Complete Memory Dump
A complete memory dump contains all the data which was in physical memory at the time of the crash. Complete dump files require that a page file exists on the system volume, and that it is at least the size of physical memory plus 1MB. Because complete memory dumps can be very large, they are automatically hidden from the UI on systems with more than 2GB of physical RAM, although this can be overridden with a registry change (which I won’t discuss here).
Kernel Memory Dump
A kernel memory dump contains the kernel-mode read/write pages which were in physical memory at the time of the crash. The dump file also contains a list of running processes, the stack of the current thread, and the list of loaded device drivers. Kernel memory dumps are the default on Windows Server 2008 and Windows 7.
Small Memory Dump
A small memory dump (sometimes also called a mini-dump) contains the stop error code and parameters as well as a list of loaded device drivers, and a small amount of other data. Small memory dumps must be analysed on a system which has access to exactly the same images as the system which generated the dump file, meaning that it can be difficult to analyse the dump file on a system other than the one on which it was created.
For basic crash analysis, a kernel memory dump is usually adequate and, as shown in Figure 4, the default location for its creation is %SystemRoot%\MEMORY.DMP. The tool required for analysing the crash dump file is WinDbg, the Microsoft Windows Debugger, which can be downloaded from Microsoft’s website.

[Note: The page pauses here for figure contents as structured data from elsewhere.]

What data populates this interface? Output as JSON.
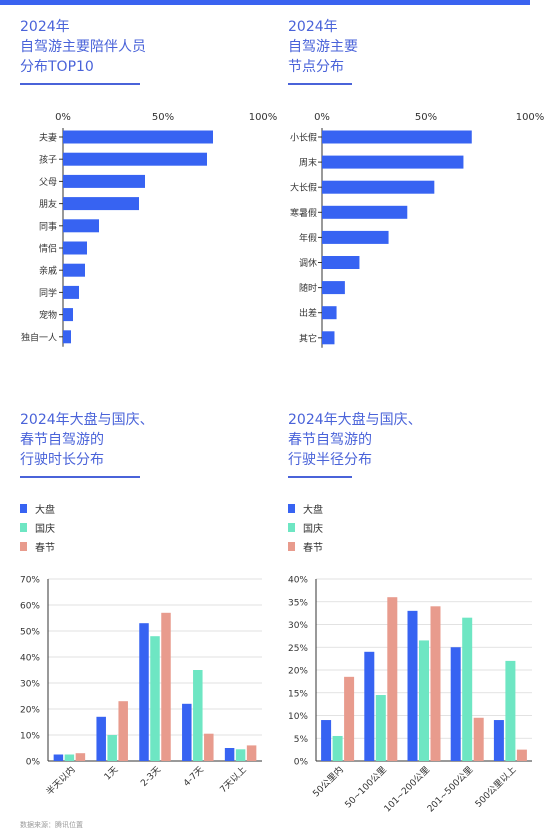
{
  "colors": {
    "accent": "#3a63f0",
    "blue": "#3763f2",
    "green": "#6ee6c3",
    "salmon": "#e89b8d",
    "axis": "#333333",
    "grid": "#d9d9d9"
  },
  "hbar_charts": [
    {
      "title_lines": [
        "2024年",
        "自驾游主要陪伴人员",
        "分布TOP10"
      ],
      "chart_data": {
        "type": "bar",
        "orientation": "horizontal",
        "categories": [
          "夫妻",
          "孩子",
          "父母",
          "朋友",
          "同事",
          "情侣",
          "亲戚",
          "同学",
          "宠物",
          "独自一人"
        ],
        "values": [
          75,
          72,
          41,
          38,
          18,
          12,
          11,
          8,
          5,
          4
        ],
        "unit": "%",
        "xlim": [
          0,
          100
        ],
        "xticks": [
          "0%",
          "50%",
          "100%"
        ]
      }
    },
    {
      "title_lines": [
        "2024年",
        "自驾游主要",
        "节点分布"
      ],
      "chart_data": {
        "type": "bar",
        "orientation": "horizontal",
        "categories": [
          "小长假",
          "周末",
          "大长假",
          "寒暑假",
          "年假",
          "调休",
          "随时",
          "出差",
          "其它"
        ],
        "values": [
          72,
          68,
          54,
          41,
          32,
          18,
          11,
          7,
          6
        ],
        "unit": "%",
        "xlim": [
          0,
          100
        ],
        "xticks": [
          "0%",
          "50%",
          "100%"
        ]
      }
    }
  ],
  "vbar_charts": [
    {
      "title_lines": [
        "2024年大盘与国庆、",
        "春节自驾游的",
        "行驶时长分布"
      ],
      "legend": [
        "大盘",
        "国庆",
        "春节"
      ],
      "chart_data": {
        "type": "bar",
        "categories": [
          "半天以内",
          "1天",
          "2-3天",
          "4-7天",
          "7天以上"
        ],
        "series": [
          {
            "name": "大盘",
            "values": [
              2.5,
              17,
              53,
              22,
              5
            ]
          },
          {
            "name": "国庆",
            "values": [
              2.5,
              10,
              48,
              35,
              4.5
            ]
          },
          {
            "name": "春节",
            "values": [
              3,
              23,
              57,
              10.5,
              6
            ]
          }
        ],
        "ylim": [
          0,
          70
        ],
        "yticks": [
          "0%",
          "10%",
          "20%",
          "30%",
          "40%",
          "50%",
          "60%",
          "70%"
        ]
      }
    },
    {
      "title_lines": [
        "2024年大盘与国庆、",
        "春节自驾游的",
        "行驶半径分布"
      ],
      "legend": [
        "大盘",
        "国庆",
        "春节"
      ],
      "chart_data": {
        "type": "bar",
        "categories": [
          "50公里内",
          "50~100公里",
          "101~200公里",
          "201~500公里",
          "500公里以上"
        ],
        "series": [
          {
            "name": "大盘",
            "values": [
              9,
              24,
              33,
              25,
              9
            ]
          },
          {
            "name": "国庆",
            "values": [
              5.5,
              14.5,
              26.5,
              31.5,
              22
            ]
          },
          {
            "name": "春节",
            "values": [
              18.5,
              36,
              34,
              9.5,
              2.5
            ]
          }
        ],
        "ylim": [
          0,
          40
        ],
        "yticks": [
          "0%",
          "5%",
          "10%",
          "15%",
          "20%",
          "25%",
          "30%",
          "35%",
          "40%"
        ]
      }
    }
  ],
  "source_text": "数据来源：腾讯位置"
}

After installation, WinDbg needs to be configured to use the Microsoft Symbol Server. Once symbols are configured, click the File menu, choose Open Crash Dump, and select the crash dump file you want to analyze. The output from WinDbg will look like this:
The second to last line, which starts “Probably caused by” indicates the debugger’s best guess at the cause of the crash. In the example in Figure 5 the debugger is correct – this crash was caused by NotMyFault. Other information in the analysis indicates that the crash dump file is a kernel memory dump, and that symbol files could not be loaded for myfault.sys (because it is a third party driver, and the symbols are not available on the Microsoft Symbol Server).
More information can be gleaned from the dump file by executing verbose analysis, using the debugger command !analyze -v.
The verbose output shows the description of the stop message, which will save you having to search for it, and will also include the stack trace of the thread which was executing at the time of the crash, which could also prove useful if further debugging is needed.
Basic crash dump analysis is easy, the tools are readily available, and a lot of information about the crash can be found in just a few seconds. If basic analysis doesn’t help to solve the problem, there are many excellent resources available which give much more detailed information about the Windows Debugger and its use, and can provide in-depth guides on how to extract and interpret the data using advanced analysis techniques.
The Debugging Tools for Windows web site is a good resource to start with, as is the book “Windows Internals” (currently at its fifth Edition) by Mark Russinovich, which includes a detailed chapter on crash dump analysis.
I hope that the information and the basic troubleshooting method of Read, Search, and Analyze help to take some of the mystery out of blue screen crashes, and enables more administrators to get their systems back up and running quickly. When it comes to speedy recovery, established procedures and troubleshooting methods are worth their metaphorical weight in gold, as randomly trying different approaches will cost you time, energy and sanity.